Türk ulusundan olduklarını Türklüklerini, Ziya Gökalp, Gaspıralı İsmail, Mehmet Emin Yurdakul, Ahmet Ağaoğlu, Yusuf Akçura gibi aydınların uğraşıları sonucu “Türk olma” kavramıyla tanışırlar. Türk halkı böylece kendi kimliğini tanımlar hale gelir...
Dahi Çok dilli, çok milletli Osmanlı da Türkçe, saygınlığı olmayan bir dildi.
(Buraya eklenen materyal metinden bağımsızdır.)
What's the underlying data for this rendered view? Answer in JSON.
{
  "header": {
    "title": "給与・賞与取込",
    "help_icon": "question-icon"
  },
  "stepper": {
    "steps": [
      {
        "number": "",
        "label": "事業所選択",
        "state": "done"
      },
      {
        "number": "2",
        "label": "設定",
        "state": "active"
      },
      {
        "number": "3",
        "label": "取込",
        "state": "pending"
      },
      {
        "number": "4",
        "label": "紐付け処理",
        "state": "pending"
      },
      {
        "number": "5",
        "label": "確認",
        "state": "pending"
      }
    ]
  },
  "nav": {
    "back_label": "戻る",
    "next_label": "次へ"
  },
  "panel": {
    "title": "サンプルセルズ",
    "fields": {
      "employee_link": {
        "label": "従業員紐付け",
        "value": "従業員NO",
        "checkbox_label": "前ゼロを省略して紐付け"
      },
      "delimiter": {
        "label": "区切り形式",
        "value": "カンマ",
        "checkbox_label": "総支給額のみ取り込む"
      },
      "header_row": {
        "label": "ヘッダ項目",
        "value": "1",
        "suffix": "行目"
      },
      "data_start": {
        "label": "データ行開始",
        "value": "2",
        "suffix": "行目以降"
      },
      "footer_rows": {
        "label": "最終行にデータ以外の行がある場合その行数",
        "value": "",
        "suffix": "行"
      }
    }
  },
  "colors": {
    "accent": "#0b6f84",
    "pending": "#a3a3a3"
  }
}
Ancak Türkçe saygınlığını Mustafa Kemal’le kazanır ve ulusumuzun adı “Türk” dili de “Türkçe” olur.
Nasıl olurda Osmanlı Rumları Türkleştirir, dillerini Türkçeleştir, Tarihe iyi bakmak lazım?
Türklerin tarihinin Osmanlılardan daha evveliyatları olduğunu bu Türk ulus 1920’den sonra Mustafa Kemal’le gelişen tarih bilinciyle öğrendi. Üç bin yıllık tarihi kökenlerimizi Osmanlı sakladı; bu milletten tarihini, dilini ve kökenlerini esirgedi. Asya Bozkırlarında M.Ö. 300’lerde atalarımızın kurduğu devletler olan Hunlar, Uygurlar, M.S. Göktürkler, Karahanlılar, Gazneliler, gibi dev devletler kurduğumuzu cumhuriyetten sonra öğrendik.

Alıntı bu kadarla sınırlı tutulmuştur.